Neonatal post-haemorrhagic hydrocephalus: A 10-year institutional experience Introduction

ABSTRACT NUMBER: NESTAC MEDAL FOR MEDICAL STUDENTS_7

MAIN ABSTRACT TEXT

Introduction
Intraventricular haemorrhage (IVH) is a frequent prematurity complication, potentially leading to hydrocephalus. Treatment for hydrocephalus in IVH varies with temporising methods used to delay definitive shunting, whilst others advocate primary shunting. This retrospective case series compares outcomes between primary and delayed shunting.

Methods
Premature neonates (<29 weeks gestational age) born between 2010-2020 were identified from the neonatal database. Babies with IVH were identified and case notes were reviewed. Data collected included demographics, temporising methods, shunt failure rates, and neonatal outcomes. SPSS v27 statistical analyses were performed.

Results
Twenty-seven neonates were treated. Median gestational age was 26 weeks with median 750g birth weight. 59.3% suffered Papile grade 4 IVH. 33.3% underwent shunt insertion as first-line treatment, median age 90 days. Seventeen neonates (63.0%) were temporised with fontanelle taps and/or reservoir insertions before delayed shunting, median age 94.5 days. Median birth weight at delayed shunt insertion was 3.2kg and 3.0kg at primary shunt insertion. Shunt infection rate was 33.3%; 5 months median time to infection. Infection rates were double in primary shunting (44.4%) compared to delayed shunting.
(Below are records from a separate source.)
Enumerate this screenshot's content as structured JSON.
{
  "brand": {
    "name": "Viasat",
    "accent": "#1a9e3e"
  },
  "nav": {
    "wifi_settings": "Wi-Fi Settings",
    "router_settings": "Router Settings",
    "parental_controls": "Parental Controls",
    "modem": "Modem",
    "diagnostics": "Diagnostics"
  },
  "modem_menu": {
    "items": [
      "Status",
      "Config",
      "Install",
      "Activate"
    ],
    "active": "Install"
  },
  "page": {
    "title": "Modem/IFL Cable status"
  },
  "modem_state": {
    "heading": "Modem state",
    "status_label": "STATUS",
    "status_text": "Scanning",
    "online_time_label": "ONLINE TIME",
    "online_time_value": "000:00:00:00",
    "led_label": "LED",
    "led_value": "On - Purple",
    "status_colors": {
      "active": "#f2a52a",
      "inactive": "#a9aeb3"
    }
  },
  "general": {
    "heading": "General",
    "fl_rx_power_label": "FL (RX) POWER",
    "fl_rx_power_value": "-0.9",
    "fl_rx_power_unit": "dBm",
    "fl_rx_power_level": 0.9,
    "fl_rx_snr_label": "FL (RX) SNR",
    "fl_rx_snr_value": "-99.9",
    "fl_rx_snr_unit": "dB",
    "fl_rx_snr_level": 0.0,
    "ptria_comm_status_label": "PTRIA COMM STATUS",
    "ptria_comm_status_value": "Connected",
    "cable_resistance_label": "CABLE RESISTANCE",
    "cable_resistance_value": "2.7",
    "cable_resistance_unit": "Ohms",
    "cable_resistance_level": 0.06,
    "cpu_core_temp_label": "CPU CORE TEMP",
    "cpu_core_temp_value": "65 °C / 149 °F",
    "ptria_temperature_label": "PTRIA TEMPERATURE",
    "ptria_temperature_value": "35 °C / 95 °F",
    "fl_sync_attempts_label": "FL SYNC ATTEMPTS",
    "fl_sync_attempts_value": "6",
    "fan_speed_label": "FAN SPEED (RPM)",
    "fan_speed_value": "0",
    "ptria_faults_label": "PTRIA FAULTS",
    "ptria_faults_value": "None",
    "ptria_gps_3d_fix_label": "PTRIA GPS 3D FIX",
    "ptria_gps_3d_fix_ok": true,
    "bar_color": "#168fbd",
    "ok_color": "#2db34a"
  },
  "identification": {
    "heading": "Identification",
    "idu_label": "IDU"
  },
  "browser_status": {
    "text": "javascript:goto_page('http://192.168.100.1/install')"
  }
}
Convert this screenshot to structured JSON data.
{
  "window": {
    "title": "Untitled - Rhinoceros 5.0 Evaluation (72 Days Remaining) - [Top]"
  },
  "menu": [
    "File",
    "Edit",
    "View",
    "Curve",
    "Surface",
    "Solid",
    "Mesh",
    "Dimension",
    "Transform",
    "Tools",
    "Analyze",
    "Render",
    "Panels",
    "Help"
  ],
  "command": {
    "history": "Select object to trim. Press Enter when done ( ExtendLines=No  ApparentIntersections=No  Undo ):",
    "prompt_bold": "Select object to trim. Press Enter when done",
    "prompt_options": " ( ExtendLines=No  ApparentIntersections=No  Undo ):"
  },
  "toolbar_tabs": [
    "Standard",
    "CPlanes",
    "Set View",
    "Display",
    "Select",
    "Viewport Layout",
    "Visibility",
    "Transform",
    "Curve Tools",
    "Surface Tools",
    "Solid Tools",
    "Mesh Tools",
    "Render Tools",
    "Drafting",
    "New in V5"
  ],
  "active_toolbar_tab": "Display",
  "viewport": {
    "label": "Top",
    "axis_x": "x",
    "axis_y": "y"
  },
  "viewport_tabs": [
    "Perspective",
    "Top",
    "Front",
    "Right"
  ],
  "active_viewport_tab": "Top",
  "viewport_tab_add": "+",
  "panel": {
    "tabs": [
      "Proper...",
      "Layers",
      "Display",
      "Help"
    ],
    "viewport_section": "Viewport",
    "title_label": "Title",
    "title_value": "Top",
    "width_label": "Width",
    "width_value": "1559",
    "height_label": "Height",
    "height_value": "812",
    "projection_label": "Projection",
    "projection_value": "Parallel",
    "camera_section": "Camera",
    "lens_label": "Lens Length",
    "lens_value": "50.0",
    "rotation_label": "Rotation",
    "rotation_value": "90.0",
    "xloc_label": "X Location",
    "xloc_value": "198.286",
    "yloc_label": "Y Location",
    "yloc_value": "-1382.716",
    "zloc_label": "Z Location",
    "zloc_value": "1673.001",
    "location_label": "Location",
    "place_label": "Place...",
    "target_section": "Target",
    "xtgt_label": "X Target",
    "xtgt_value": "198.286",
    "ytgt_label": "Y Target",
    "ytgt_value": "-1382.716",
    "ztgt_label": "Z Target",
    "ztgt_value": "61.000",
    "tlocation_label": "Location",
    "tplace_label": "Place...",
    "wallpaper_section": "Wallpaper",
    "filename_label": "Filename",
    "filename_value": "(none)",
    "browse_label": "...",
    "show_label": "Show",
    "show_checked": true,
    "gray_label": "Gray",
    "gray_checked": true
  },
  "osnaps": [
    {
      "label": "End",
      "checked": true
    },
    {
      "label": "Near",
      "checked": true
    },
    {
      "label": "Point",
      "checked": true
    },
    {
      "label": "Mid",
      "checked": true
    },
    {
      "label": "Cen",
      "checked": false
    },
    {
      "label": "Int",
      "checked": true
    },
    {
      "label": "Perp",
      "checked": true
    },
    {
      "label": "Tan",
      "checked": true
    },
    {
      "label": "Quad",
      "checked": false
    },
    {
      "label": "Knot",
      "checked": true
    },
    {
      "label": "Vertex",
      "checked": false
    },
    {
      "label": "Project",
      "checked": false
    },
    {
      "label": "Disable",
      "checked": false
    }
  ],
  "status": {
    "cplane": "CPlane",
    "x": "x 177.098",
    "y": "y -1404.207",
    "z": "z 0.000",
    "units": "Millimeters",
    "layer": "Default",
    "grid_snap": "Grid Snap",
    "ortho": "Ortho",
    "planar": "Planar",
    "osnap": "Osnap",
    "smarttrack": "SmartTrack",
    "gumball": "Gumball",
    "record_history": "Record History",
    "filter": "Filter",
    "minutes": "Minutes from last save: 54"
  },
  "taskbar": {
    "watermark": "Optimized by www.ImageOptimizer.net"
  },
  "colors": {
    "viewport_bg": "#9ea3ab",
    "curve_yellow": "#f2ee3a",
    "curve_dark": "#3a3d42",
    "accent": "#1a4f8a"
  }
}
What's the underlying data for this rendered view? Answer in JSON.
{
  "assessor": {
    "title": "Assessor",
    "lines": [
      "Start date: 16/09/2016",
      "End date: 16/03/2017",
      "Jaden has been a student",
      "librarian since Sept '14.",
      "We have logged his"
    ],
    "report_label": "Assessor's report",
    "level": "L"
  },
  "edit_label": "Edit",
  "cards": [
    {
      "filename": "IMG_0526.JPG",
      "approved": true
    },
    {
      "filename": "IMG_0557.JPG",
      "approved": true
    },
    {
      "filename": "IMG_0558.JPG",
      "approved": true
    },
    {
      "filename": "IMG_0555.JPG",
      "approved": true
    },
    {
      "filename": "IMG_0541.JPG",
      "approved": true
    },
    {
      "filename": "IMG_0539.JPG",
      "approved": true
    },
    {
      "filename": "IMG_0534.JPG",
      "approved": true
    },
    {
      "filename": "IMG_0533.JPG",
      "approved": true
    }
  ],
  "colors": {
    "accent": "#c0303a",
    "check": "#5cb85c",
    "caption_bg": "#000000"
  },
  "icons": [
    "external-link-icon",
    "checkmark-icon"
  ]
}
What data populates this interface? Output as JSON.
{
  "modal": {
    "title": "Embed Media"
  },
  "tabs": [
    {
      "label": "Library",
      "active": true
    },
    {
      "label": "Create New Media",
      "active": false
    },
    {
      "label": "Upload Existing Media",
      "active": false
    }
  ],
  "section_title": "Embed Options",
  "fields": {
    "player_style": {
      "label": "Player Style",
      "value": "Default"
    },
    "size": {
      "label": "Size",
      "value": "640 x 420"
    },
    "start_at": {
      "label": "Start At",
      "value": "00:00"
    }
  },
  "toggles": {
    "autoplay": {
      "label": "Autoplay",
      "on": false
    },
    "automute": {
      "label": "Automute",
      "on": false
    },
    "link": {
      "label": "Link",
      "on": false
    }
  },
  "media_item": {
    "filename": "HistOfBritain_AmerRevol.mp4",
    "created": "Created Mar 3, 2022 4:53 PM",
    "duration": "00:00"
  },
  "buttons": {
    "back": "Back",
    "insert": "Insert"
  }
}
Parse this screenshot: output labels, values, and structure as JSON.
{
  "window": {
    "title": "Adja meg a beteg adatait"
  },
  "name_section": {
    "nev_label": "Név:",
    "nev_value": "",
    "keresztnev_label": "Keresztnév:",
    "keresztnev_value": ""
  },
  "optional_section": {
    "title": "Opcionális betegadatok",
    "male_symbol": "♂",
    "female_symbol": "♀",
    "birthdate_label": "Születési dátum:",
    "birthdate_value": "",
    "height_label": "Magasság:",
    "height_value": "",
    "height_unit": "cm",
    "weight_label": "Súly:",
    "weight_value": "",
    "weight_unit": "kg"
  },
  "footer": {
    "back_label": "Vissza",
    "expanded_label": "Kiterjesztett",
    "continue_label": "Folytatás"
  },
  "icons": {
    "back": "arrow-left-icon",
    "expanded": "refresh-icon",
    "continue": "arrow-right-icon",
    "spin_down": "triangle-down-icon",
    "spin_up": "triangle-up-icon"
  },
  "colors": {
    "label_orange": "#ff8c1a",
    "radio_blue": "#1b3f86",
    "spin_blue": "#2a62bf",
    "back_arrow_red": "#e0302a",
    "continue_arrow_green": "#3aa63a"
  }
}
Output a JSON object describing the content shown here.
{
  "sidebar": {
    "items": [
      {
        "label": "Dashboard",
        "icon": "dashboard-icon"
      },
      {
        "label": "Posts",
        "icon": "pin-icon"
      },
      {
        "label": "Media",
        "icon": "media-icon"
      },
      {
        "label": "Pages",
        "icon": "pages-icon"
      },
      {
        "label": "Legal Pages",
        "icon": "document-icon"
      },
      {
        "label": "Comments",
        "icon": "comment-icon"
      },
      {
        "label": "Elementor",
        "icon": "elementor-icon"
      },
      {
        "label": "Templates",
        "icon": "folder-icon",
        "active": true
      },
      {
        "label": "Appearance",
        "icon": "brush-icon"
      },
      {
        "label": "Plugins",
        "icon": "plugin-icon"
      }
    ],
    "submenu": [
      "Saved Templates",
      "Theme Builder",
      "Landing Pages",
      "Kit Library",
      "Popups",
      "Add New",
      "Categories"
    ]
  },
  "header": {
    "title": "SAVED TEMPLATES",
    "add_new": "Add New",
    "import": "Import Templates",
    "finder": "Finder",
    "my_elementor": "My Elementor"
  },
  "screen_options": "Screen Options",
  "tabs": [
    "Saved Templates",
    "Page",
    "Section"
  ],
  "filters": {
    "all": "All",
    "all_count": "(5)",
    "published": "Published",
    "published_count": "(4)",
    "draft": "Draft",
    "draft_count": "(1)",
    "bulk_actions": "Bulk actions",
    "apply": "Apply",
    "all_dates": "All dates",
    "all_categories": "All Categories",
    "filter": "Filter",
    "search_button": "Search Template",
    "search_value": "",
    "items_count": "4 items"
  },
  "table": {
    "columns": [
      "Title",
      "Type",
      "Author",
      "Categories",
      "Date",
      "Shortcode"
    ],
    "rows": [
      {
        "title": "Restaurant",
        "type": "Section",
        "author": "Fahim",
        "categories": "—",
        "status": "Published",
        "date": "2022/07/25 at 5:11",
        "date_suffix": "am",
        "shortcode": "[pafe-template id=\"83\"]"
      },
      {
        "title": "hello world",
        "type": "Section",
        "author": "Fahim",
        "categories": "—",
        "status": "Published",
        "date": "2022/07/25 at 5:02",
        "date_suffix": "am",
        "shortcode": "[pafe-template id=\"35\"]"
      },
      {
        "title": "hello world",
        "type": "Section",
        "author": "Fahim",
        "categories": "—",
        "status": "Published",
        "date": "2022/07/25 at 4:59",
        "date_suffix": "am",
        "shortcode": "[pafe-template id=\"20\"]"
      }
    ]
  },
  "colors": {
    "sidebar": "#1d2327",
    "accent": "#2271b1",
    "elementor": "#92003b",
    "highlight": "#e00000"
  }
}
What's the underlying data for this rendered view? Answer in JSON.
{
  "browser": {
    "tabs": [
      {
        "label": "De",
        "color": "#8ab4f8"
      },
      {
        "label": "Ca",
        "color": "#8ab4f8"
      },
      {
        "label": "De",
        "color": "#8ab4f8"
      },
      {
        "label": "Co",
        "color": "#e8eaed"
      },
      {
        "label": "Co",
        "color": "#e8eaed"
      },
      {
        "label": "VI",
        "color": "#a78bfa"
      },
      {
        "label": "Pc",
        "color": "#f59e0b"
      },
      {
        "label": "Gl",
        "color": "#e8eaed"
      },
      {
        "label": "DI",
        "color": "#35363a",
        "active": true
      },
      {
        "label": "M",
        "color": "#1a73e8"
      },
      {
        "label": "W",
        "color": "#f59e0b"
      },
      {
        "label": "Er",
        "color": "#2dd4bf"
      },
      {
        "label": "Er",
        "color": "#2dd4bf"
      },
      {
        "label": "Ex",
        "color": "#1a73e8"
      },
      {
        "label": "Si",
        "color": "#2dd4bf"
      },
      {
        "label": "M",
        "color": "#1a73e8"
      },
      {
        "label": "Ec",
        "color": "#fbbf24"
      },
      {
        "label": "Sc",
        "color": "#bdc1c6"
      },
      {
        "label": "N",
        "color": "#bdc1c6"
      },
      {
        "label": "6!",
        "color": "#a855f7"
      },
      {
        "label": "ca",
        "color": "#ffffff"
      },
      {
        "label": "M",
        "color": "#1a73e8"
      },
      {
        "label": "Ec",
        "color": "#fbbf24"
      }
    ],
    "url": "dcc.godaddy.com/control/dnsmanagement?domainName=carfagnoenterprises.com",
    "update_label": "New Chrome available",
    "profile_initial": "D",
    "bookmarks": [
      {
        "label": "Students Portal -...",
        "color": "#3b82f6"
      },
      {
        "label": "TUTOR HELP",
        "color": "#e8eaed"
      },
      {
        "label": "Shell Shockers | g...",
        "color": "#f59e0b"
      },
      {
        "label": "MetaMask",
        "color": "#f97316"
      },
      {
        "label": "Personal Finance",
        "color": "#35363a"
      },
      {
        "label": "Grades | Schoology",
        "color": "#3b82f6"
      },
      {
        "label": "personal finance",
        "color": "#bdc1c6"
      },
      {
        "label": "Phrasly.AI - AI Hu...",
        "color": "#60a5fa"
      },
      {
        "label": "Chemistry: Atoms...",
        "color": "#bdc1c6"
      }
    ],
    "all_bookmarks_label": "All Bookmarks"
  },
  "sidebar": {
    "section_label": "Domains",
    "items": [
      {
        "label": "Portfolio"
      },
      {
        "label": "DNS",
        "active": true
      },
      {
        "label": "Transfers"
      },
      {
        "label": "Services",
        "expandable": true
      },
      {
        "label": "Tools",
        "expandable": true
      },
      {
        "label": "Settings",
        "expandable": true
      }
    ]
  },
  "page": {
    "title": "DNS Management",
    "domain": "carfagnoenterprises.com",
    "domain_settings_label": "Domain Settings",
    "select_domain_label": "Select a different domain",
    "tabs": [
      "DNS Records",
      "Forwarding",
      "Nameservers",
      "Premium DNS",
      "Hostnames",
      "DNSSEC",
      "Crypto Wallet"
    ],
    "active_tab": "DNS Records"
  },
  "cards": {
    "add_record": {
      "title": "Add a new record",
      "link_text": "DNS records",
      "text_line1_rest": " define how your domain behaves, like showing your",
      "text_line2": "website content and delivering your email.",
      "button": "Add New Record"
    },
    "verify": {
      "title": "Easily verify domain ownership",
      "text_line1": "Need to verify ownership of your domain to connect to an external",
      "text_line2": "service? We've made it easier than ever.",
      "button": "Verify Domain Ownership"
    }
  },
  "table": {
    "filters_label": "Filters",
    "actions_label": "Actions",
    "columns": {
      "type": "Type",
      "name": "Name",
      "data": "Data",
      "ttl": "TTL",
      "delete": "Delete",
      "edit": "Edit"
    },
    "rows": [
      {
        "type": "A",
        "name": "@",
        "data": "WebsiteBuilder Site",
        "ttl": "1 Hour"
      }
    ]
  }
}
Total shunt revision rate was 63.0%; median of 2 revisions. Revision rates were similar in primary and delayed shunting groups (28.6% vs 27.8%). Outcomes: 51.9% cerebral palsy; 74.1% visual deficit; 26.0% hearing deficit; 59.3% respiratory support; and 37.0% nutritional support.

Conclusion
Primary shunting is associated with a higher infection rate, but total revision rates were similar compared to delayed shunting. Time to primary and delayed shunting were similar. Outcomes were comparable to published literature.